The Fragility of Optimized Bandits



Much of the literature on optimal design of bandit algorithms is based on minimization of expected regret. It is well known that algorithms that are optimal over certain exponential families can achieve expected regret that grows logarithmically in the number of trials, at a rate specified by the Lai-Robbins lower bound. In this talk, we point out that when one uses such optimized algorithms, the resulting regret distribution necessarily has a very heavy tail, specifically, that of a truncated Cauchy distribution. We show that optimized UCB algorithms are also fragile in an additional sense, namely when the problem is even slightly mis-specified, the regret can grow much faster than the conventional theory suggests. To alleviate the fragility issues exposed, we show that UCB algorithms can be modified so as to ensure a desired degree of robustness to mis-specification. This is joint work with Lin Fan.
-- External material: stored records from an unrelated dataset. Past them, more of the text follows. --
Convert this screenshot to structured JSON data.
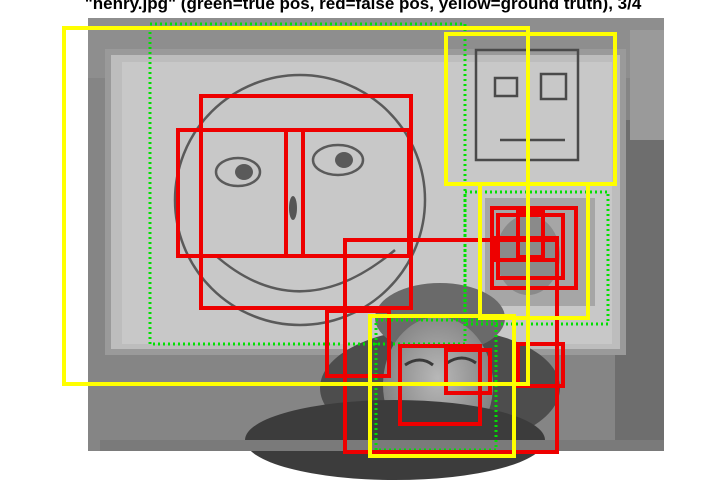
{
  "title": "\"henry.jpg\" (green=true pos, red=false pos, yellow=ground truth), 3/4",
  "legend": {
    "true_pos_color": "#00e000",
    "false_pos_color": "#ee0000",
    "ground_truth_color": "#ffff00"
  }
}
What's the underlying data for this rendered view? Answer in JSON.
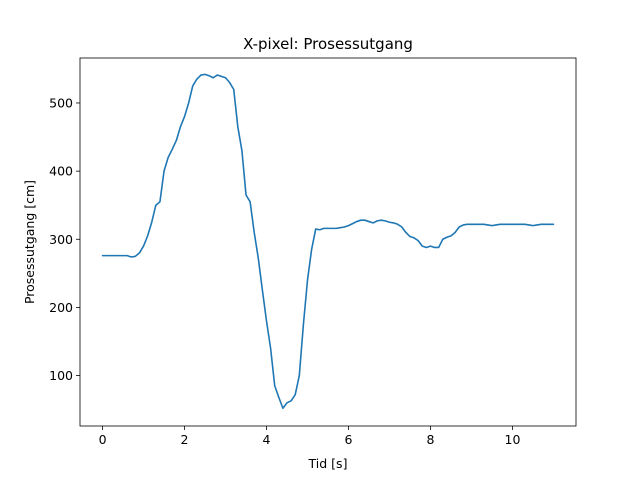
{
  "chart_data": {
    "type": "line",
    "title": "X-pixel: Prosessutgang",
    "xlabel": "Tid [s]",
    "ylabel": "Prosessutgang [cm]",
    "xlim": [
      -0.55,
      11.55
    ],
    "ylim": [
      26,
      566
    ],
    "xticks": [
      0,
      2,
      4,
      6,
      8,
      10
    ],
    "yticks": [
      100,
      200,
      300,
      400,
      500
    ],
    "grid": false,
    "series": [
      {
        "color": "#1f77b4",
        "x": [
          0,
          0.1,
          0.2,
          0.3,
          0.4,
          0.5,
          0.6,
          0.7,
          0.8,
          0.9,
          1.0,
          1.1,
          1.2,
          1.3,
          1.4,
          1.5,
          1.6,
          1.7,
          1.8,
          1.9,
          2.0,
          2.1,
          2.2,
          2.3,
          2.4,
          2.5,
          2.6,
          2.7,
          2.8,
          2.9,
          3.0,
          3.1,
          3.2,
          3.3,
          3.4,
          3.5,
          3.6,
          3.7,
          3.8,
          3.9,
          4.0,
          4.1,
          4.2,
          4.3,
          4.4,
          4.5,
          4.6,
          4.7,
          4.8,
          4.9,
          5.0,
          5.1,
          5.2,
          5.3,
          5.4,
          5.5,
          5.6,
          5.7,
          5.8,
          5.9,
          6.0,
          6.1,
          6.2,
          6.3,
          6.4,
          6.5,
          6.6,
          6.7,
          6.8,
          6.9,
          7.0,
          7.1,
          7.2,
          7.3,
          7.4,
          7.5,
          7.6,
          7.7,
          7.8,
          7.9,
          8.0,
          8.1,
          8.2,
          8.3,
          8.4,
          8.5,
          8.6,
          8.7,
          8.8,
          8.9,
          9.0,
          9.1,
          9.2,
          9.3,
          9.4,
          9.5,
          9.6,
          9.7,
          9.8,
          9.9,
          10.0,
          10.1,
          10.2,
          10.3,
          10.4,
          10.5,
          10.6,
          10.7,
          10.8,
          10.9,
          11.0
        ],
        "y": [
          276,
          276,
          276,
          276,
          276,
          276,
          276,
          274,
          275,
          280,
          290,
          305,
          325,
          350,
          355,
          400,
          420,
          432,
          445,
          465,
          480,
          500,
          525,
          535,
          541,
          542,
          540,
          537,
          541,
          539,
          537,
          530,
          520,
          465,
          430,
          365,
          355,
          310,
          272,
          225,
          180,
          140,
          85,
          68,
          52,
          60,
          63,
          72,
          100,
          175,
          240,
          285,
          315,
          314,
          316,
          316,
          316,
          316,
          317,
          318,
          320,
          323,
          326,
          328,
          328,
          326,
          324,
          327,
          328,
          327,
          325,
          324,
          322,
          318,
          310,
          304,
          302,
          298,
          290,
          288,
          290,
          288,
          288,
          300,
          303,
          305,
          310,
          318,
          321,
          322,
          322,
          322,
          322,
          322,
          321,
          320,
          321,
          322,
          322,
          322,
          322,
          322,
          322,
          322,
          321,
          320,
          321,
          322,
          322,
          322,
          322
        ]
      }
    ]
  }
}
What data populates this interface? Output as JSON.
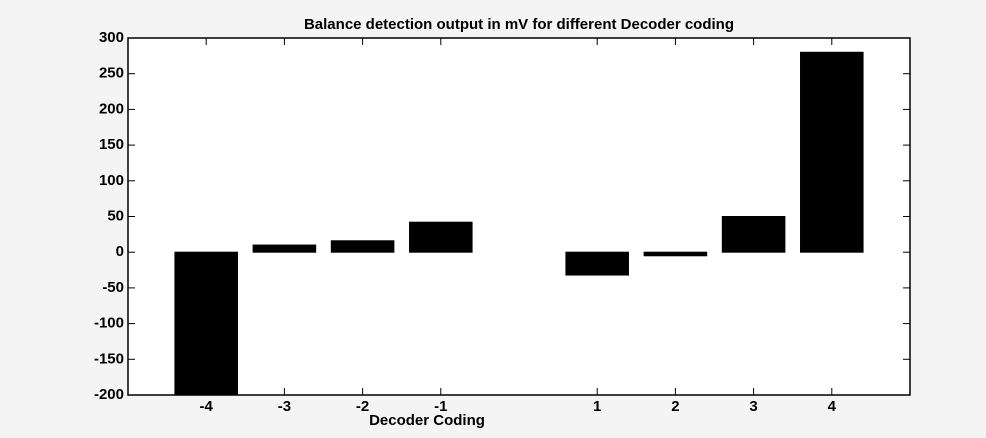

Peter W. Glynn is the Thomas Ford Professor in the Department of Management Science and Engineering (MS&E) at Stanford University, and also holds a courtesy appointment in the Department of Electrical Engineering. He received his Ph.D in Operations Research from Stanford University in 1982. He then joined the faculty of the University of Wisconsin at Madison, where he held a joint appointment between the Industrial Engineering Department and Mathematics Research Center, and courtesy appointments in Computer Science and Mathematics. In 1987, he returned to Stanford, where he joined the Department of Operations Research. From 1999 to 2005, he served as Deputy Chair of the Department of Management Science and Engineering, and was Director of Stanford's Institute for Computational and Mathematical Engineering from 2006 until 2010. He served as Chair of MS&E from 2011 through 2015. He is a Fellow of INFORMS and a Fellow of the Institute of Mathematical Statistics, and was an IMS Medallion Lecturer in 1995, a Lunteren Lecturer in 2007, the INFORMS Markov Lecturer in 2014, an Infosys-ICTS Turing Lecturer in 2019, and gave a Titan of Simulation talk at the 2019 Winter Simulation Conference. He was co-winner of the Outstanding Publication Awards from the INFORMS Simulation Society in 1993, 2008, and 2016, was a co-winner of the Best (Biannual) Publication Award from the INFORMS Applied Probability Society in 2009, was the co-winner of the John von Neumann Theory Prize from INFORMS in 2010, and gave the INFORMS Philip McCord Morse Lecture in 2020. In 2012, he was elected to the National Academy of Engineering, and in 2021 he received the Lifetime Professional Achievement Award of the INFORMS Simulation Society. He was Founding Editor-in-Chief of Stochastic Systems and served as Editor-in-Chief of Journal of Applied Probability and Advances in Applied Probability from 2016 to 2018. His research interests lie in simulation, computational probability, queueing theory, statistical inference for stochastic processes, and stochastic modeling.